Subaru Shares Zero Landfill Knowledge with National Park Service
While Subaru sharing zero landfill knowledge with the National Park Service might sound like the automaker is not telling the parks one darn thing about landfills, it actually means that Subaru is currently training America’s national parks on how to send less waste to landfills—and maybe eventually zero waste.
Subaru has the expertise to pull off such a feat for the National Park Service. In fact, the Japanese automaker was the first to have a plant in the United States classified as zero landfill. And given that that plant is located in Lafayette, Indiana, just hours away from fictional Pawnee, it kind of makes you wonder if totally made up character Leslie Knope, the Regional Director of National Park Service Midwest Region, could have somehow stepped out of the screen to make this partnership happen.

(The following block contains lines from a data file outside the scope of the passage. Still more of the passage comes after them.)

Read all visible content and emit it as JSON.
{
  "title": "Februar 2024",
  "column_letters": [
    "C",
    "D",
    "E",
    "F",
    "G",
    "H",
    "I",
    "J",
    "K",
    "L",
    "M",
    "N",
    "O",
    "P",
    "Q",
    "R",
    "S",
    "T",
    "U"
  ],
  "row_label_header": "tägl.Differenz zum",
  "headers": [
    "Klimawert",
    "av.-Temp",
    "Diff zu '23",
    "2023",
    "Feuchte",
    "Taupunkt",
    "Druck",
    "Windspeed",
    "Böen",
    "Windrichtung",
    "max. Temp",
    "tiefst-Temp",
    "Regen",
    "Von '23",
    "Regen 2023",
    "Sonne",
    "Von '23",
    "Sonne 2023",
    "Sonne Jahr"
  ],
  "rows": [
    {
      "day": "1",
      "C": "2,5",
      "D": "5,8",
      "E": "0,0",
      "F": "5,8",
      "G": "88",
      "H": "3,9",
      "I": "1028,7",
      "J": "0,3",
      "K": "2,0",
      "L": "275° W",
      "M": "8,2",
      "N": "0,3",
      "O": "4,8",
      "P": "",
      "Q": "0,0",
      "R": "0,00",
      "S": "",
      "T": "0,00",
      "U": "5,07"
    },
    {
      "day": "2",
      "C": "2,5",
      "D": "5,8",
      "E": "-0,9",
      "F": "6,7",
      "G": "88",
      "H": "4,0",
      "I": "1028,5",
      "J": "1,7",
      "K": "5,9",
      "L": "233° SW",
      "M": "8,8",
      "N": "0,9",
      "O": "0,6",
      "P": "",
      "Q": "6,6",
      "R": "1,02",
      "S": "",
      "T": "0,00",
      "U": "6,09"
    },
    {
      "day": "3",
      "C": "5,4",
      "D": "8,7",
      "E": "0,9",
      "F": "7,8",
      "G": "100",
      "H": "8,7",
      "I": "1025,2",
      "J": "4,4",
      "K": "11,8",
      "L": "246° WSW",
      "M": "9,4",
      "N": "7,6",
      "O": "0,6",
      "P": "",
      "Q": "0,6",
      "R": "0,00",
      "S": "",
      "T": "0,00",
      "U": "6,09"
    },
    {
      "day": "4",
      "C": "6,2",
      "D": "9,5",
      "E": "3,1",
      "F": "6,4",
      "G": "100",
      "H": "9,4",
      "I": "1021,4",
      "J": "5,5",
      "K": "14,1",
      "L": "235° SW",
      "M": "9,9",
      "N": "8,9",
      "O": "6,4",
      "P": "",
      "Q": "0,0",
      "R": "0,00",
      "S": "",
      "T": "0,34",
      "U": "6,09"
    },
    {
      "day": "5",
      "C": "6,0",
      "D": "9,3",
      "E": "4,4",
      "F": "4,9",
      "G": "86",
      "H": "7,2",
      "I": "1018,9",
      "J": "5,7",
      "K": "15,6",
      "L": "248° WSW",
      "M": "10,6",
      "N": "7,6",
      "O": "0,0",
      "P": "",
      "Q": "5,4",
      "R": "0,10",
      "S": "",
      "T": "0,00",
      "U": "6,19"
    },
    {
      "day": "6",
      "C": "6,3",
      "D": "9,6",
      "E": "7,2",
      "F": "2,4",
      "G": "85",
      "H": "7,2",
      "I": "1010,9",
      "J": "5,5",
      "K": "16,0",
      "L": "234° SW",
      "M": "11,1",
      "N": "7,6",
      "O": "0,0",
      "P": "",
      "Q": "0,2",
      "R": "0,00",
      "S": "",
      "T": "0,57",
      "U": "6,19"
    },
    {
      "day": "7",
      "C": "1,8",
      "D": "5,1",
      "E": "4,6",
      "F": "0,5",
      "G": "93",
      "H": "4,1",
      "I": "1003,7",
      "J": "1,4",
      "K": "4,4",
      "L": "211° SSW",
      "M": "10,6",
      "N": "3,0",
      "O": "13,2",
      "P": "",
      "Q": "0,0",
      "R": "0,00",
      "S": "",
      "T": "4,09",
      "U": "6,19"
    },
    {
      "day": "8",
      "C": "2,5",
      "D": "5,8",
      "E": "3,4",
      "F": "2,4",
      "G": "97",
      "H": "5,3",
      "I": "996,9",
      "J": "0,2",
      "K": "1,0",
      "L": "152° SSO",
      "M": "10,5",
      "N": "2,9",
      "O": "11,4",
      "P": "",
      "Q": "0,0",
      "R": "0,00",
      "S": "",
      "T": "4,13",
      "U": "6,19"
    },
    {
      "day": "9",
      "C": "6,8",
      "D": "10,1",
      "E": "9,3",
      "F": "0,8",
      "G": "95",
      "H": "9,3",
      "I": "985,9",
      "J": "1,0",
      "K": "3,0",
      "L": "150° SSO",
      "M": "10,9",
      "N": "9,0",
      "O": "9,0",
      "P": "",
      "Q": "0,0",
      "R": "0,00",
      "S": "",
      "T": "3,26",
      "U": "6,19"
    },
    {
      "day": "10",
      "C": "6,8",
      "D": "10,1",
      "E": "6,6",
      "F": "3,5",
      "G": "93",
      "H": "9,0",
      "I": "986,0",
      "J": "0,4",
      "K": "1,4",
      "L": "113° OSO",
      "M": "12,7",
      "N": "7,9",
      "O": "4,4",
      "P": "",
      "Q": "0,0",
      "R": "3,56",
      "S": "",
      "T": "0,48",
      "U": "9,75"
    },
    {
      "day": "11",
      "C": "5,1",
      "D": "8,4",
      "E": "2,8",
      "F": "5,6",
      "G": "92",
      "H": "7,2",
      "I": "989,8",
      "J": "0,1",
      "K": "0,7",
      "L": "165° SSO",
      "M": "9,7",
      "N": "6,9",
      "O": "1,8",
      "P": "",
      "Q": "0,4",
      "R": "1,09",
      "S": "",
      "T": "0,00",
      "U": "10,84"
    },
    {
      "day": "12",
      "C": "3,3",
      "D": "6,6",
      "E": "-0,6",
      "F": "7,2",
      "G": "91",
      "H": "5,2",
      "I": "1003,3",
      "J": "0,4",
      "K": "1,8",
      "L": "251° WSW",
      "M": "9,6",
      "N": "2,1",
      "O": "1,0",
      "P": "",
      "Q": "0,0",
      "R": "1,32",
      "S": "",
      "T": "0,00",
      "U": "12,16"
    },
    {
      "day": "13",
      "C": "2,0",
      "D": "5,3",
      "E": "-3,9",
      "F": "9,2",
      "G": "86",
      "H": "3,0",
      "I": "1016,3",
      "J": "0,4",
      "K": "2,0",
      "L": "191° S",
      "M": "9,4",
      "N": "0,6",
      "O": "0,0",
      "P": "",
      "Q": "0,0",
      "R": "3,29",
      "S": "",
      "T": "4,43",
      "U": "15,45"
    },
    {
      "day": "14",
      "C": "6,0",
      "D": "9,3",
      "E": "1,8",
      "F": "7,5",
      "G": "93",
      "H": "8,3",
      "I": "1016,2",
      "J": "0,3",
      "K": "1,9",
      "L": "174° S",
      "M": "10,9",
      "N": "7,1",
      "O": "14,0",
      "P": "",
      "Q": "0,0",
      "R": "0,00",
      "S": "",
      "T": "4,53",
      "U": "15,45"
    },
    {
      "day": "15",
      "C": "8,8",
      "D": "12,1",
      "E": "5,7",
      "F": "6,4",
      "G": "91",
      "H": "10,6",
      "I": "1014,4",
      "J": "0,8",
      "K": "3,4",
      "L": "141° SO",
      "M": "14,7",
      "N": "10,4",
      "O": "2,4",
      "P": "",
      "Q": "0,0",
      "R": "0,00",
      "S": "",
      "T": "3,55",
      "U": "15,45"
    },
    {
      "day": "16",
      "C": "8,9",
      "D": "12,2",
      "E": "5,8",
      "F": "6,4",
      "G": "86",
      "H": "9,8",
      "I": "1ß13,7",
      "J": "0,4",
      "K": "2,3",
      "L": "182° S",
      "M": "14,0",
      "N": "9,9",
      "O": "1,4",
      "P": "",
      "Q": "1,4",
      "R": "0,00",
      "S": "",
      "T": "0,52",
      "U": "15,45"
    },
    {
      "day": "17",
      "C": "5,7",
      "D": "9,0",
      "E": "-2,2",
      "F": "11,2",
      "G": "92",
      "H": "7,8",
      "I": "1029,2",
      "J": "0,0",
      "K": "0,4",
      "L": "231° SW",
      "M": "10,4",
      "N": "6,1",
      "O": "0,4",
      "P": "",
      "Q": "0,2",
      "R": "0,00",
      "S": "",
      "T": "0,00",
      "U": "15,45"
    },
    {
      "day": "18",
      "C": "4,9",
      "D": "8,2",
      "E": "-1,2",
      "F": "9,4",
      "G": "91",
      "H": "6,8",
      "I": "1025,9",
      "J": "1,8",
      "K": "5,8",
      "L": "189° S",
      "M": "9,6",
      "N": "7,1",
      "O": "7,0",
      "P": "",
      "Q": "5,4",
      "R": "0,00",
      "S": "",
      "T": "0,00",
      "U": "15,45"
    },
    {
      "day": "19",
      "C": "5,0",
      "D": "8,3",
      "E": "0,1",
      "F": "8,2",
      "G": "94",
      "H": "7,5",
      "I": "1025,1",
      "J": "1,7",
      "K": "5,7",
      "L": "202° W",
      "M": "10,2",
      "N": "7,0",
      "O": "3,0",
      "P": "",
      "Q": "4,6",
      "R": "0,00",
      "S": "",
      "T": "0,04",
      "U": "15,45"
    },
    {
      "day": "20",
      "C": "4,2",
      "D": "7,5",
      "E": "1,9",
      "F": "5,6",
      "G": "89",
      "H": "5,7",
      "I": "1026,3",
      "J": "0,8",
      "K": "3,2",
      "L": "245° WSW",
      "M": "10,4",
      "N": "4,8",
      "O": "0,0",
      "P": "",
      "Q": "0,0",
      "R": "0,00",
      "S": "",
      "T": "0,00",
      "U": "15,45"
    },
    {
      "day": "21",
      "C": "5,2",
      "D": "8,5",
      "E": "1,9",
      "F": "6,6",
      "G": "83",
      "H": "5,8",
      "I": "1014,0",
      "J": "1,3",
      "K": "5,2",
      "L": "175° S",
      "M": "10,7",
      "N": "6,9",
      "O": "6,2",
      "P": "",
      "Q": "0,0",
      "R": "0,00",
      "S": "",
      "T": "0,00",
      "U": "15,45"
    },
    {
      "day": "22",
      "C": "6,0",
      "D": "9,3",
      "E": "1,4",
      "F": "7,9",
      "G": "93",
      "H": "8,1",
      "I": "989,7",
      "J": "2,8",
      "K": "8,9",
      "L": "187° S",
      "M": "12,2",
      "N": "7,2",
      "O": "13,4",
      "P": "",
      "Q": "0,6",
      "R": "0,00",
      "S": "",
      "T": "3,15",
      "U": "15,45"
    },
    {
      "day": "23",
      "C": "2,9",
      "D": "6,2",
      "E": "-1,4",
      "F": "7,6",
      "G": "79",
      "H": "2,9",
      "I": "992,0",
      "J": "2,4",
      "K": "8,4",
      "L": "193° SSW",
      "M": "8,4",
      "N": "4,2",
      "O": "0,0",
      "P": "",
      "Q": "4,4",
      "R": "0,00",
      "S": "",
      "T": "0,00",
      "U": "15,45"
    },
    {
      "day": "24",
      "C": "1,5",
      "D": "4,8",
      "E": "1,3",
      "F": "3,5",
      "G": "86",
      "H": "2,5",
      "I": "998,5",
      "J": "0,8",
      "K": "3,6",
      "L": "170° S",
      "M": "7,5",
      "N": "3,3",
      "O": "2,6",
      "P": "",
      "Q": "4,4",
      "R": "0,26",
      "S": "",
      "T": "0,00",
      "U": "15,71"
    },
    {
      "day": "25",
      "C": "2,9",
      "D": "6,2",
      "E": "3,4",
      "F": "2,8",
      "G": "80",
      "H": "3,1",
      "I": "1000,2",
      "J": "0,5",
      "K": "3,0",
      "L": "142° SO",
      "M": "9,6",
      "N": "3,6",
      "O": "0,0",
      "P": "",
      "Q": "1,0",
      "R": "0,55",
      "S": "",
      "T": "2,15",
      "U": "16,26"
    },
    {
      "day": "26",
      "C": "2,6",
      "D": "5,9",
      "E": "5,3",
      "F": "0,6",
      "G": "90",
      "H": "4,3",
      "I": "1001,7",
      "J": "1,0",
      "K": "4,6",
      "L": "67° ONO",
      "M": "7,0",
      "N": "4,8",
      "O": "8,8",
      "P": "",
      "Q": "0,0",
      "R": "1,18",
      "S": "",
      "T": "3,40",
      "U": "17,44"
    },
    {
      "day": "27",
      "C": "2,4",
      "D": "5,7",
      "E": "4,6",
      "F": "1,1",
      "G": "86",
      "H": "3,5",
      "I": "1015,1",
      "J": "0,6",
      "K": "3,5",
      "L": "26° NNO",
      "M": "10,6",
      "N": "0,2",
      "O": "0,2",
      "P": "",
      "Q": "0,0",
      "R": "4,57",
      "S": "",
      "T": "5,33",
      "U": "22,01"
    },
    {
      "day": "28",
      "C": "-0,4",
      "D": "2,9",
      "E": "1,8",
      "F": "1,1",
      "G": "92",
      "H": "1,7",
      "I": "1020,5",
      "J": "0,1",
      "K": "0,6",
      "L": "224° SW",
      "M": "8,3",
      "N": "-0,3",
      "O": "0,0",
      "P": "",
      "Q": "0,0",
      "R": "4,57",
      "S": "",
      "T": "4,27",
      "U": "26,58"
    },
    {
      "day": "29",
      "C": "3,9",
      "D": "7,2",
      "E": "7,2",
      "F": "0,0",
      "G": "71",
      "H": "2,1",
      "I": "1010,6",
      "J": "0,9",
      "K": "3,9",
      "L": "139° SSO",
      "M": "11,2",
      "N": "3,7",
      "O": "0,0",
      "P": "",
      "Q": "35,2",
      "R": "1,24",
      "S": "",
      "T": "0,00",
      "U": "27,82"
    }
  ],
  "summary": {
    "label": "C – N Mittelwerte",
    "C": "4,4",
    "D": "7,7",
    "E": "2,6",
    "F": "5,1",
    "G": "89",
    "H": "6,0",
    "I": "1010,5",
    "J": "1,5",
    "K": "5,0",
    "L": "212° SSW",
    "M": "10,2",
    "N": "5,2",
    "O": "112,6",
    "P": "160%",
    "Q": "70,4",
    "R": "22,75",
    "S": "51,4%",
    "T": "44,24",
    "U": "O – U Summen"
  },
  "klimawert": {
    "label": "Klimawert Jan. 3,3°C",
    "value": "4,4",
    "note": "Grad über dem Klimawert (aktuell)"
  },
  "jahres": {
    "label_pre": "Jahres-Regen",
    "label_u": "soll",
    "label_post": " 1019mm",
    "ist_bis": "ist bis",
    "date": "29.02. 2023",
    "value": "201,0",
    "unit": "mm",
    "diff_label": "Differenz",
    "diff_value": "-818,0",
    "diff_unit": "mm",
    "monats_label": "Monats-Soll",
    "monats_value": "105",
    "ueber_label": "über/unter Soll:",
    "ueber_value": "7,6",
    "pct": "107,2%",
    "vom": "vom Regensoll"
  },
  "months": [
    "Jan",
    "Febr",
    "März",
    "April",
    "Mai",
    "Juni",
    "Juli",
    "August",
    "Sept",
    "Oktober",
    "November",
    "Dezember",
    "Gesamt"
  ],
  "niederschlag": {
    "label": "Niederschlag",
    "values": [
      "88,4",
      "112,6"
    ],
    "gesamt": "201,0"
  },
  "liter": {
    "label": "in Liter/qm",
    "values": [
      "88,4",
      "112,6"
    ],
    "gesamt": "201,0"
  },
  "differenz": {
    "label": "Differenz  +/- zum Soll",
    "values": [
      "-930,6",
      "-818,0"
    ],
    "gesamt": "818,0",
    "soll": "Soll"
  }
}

No, really, let’s get some conspiracy theories going.
Turning the national parks into zero landfill projects would be a big deal. In 2013 alone, the National Park Service created more than 100 million pounds of waste across the country, much of which came from the 273.6 million visitors that year. And this total doesn’t even include the waste created by private businesses and vendors within the park, like hotels, transportation, restaurants, shops, and more. Specifically, seven million people visited the pilot parks in 2013 (Yosemite, Grand Teton, and Denali), generating 16.6 million pounds of waste. Of that 16.6 million, only 6.9 million pounds were recycled, and the rest went to landfill. It is hoped that the partnership with Subaru will help to reduce that number in future years—and maybe eliminate it all together.
In April of this year, Subaru announced that it would be supporting the 2016 National Park Foundation’s Find Your Park campaign. Since the parks’ and Subaru’s collaboration started in 2013, Subaru has donated Outbacks, promoted fee-free days, and contributed $3 million to the National Park Foundation as part of the Share the Love initiative.